Next time you go to a museum look at the jewellery. Not just at the beauty, craftsmanship or sparkle of the materials but at the space around it. That place where the body fits, the hole in the centre of a ring, the pin that goes through an ear, a clasp that secures around a neck. Then imagine who once wore that piece of jewellery. The once proximity of these objects to their wearers can tell us much about who those people were and what they considered important. Why else would you wear something so close unless you feel its meaning intensely?
The Past and the Present
I visited the British Museum some months ago (I wrote about the visit here if you want to know more.) Since then the experience has percolated through both my thoughts and my creative practice into new work and these ideas about jewellery and identity.
However technologically advanced our world gets a connection with the past is always important. I don’t mean from a nostalgic point of view but a historical, human point of view. The links we can make with our ancestors on a human level and the empathy we can feel with their distant lives unites us as part of one human species. Right down to the way we think.
Symbolic Thinking
We developed the ability to use “symbolic thinking”, using or wearing objects to express who we were millennia ago. Although if you are talking jewellery and self-adornment, we can feel a bond with another human species too, archaeologists found Neanderthal jewellery in 2010 that meant they, as well as us Homo Sapiens were capable of expressing themselves through ornamentation. An impulse we still take great care over today. We’ve come a long way baby, but we are still the same in many ways. That’s a pretty humbling thought.
Expressing Strength: Two Ways
Fast forward to the Iron Age, those craftspeople who made the objects in the British Museum’s room 50 were doing the same thing, using hands on metals this time. Pulling objects from raw materials that did not exist before they made them. Decorating, taking shapes from the world around them to signify, adorn and enrich their lives and the lives of those they made for. Jewellery that celebrates physical strength in its scale and weight.

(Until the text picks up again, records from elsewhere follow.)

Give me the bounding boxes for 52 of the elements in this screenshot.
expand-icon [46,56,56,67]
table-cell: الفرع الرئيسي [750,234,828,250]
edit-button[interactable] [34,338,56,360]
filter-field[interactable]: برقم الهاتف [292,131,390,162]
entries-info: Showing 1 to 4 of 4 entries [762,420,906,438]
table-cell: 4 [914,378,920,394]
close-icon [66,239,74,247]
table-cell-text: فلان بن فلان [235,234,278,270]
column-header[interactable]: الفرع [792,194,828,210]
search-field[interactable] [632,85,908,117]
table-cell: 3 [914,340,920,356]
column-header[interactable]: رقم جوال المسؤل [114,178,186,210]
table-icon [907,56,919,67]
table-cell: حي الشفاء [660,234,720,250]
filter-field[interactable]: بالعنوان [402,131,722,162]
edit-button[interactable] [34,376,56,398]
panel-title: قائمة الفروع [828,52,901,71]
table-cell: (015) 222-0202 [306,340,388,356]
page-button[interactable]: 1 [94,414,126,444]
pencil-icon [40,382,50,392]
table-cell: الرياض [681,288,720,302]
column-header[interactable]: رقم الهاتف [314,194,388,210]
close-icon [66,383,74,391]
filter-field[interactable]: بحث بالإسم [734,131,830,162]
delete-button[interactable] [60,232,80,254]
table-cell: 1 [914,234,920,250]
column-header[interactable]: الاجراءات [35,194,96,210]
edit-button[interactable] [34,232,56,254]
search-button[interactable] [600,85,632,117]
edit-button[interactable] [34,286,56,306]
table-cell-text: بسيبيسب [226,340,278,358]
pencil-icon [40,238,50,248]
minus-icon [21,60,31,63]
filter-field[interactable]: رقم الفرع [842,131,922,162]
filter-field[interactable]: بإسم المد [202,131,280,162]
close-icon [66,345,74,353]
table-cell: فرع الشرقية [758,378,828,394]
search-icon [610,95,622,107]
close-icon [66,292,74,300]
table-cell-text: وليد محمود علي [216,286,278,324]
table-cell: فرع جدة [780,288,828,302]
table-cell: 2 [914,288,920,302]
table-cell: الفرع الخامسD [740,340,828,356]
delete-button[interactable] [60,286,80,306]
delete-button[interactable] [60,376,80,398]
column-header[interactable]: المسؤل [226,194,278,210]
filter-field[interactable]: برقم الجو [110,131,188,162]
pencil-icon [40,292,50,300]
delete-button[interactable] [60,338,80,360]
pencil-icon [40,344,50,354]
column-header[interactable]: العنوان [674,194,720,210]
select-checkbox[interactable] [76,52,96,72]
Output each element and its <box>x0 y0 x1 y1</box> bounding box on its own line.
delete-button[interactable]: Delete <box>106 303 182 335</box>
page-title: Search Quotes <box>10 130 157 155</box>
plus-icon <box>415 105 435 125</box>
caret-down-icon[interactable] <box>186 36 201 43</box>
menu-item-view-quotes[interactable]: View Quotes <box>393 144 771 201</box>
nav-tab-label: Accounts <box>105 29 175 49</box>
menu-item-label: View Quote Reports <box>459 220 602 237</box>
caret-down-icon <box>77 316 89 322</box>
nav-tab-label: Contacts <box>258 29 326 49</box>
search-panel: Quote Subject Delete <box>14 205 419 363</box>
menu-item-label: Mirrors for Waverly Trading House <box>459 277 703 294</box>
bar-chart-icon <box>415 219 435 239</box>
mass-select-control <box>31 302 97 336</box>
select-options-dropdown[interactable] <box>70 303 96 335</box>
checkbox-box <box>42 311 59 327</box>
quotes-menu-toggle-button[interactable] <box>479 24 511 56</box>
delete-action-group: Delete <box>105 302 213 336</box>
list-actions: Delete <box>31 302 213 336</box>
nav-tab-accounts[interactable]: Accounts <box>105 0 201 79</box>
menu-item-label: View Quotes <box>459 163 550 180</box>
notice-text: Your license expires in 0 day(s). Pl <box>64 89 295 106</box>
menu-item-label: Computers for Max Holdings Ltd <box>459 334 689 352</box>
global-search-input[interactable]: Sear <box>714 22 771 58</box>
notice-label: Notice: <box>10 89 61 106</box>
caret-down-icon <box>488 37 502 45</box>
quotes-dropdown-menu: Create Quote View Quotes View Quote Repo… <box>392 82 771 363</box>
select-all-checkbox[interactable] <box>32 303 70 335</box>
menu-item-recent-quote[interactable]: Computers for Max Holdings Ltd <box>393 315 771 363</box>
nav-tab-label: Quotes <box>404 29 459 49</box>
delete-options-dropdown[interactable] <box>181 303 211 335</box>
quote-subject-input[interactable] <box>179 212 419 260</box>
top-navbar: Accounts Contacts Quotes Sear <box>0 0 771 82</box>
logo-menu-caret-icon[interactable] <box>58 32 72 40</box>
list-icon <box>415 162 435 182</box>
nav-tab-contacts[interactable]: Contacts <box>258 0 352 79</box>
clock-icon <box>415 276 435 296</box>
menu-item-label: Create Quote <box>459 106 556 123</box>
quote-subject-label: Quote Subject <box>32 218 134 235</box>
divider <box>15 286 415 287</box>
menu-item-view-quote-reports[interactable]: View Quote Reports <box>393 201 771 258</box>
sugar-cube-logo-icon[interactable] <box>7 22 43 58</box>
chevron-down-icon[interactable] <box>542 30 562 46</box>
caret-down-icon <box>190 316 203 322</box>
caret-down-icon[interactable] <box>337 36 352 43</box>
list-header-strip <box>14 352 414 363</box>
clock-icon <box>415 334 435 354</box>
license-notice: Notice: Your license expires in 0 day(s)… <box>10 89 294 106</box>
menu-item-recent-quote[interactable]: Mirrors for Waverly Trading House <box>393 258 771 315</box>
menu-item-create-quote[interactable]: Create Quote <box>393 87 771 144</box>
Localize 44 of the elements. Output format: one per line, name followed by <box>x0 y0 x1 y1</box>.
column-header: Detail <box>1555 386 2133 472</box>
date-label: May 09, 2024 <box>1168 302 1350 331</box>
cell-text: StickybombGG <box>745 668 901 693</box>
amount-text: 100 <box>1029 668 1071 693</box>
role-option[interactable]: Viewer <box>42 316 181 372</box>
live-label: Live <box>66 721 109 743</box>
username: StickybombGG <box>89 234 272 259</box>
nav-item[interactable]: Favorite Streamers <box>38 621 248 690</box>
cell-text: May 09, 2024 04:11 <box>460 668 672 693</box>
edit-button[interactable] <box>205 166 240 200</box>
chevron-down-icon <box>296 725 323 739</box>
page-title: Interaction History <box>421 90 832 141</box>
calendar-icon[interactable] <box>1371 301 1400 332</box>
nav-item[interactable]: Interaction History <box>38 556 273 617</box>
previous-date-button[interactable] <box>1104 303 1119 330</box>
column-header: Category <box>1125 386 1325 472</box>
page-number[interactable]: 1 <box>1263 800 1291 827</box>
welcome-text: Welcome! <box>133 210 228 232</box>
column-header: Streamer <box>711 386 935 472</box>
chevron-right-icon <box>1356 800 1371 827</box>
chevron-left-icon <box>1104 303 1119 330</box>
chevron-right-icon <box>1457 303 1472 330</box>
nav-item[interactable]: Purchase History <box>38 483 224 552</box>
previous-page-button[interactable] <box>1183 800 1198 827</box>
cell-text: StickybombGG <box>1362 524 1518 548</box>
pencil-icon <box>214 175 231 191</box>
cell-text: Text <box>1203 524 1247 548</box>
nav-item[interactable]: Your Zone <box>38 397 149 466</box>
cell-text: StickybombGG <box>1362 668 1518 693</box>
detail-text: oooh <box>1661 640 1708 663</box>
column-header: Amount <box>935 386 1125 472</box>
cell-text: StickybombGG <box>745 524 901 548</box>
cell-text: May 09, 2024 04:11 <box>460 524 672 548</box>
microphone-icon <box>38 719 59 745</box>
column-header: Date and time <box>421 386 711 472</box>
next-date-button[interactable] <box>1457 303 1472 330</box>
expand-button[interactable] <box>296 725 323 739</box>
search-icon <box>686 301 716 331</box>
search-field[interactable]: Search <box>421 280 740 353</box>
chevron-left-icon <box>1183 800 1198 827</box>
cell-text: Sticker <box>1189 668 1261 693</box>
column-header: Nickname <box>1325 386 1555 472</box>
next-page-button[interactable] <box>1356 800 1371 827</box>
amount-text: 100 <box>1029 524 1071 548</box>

Further forward in time to the Cheapside Horde, Elizabethan and early Stuart valuables buried under a jewellers shop near St Paul’s in London by a jeweller possibly going off to fight in the Civil War from which he never returned. It’s all about the gems and colour here; fine enamel work is preponderant, light, refined and speaking of a gentility of culture utterly absent in the substantial golden torcs of the Iron age. This is a different kind of strength and the jewellery expresses this.
The Present
I have made two torcs and several fibulae brooches since my British Museum visit. The timeline of jewellery is full of common signifiers, and I have included bold shapes and defined lines in my latest works to reflect the strength of the past and the energy of the culture of the present. The music that fires off my synaesthesia and inspires my jewellery is of this time and this moment (although it too has its creative genealogy) and makes for a heady combination with the strength in the underlying structure taken from the ancient forms of jewellery.


We are free to dip in and out of a variety of identifying symbols and signifiers, trying on whatever suits our mood. Ever in search of our tribe, it is down to us to satisfy our urge to adorn our bodies. Who are we? What message do we give to the outside world about our status, strength, mood, passions and personality? It is in that essential human use of symbols and signifiers as a means of self-expression and identification that jewellery comes into its own. What are you wearing today?
This post was inspired by my memory of a line from this poem by John Donne:
When my grave is broke up again…
…And he that digs it, spies
A bracelet of bright hair about the bone,
Will he not let us alone,
And think that there a loving couple lies,
Who thought that this device might be some way
To make their souls, at the last busy day,
Meet at this grave, and make a little stay?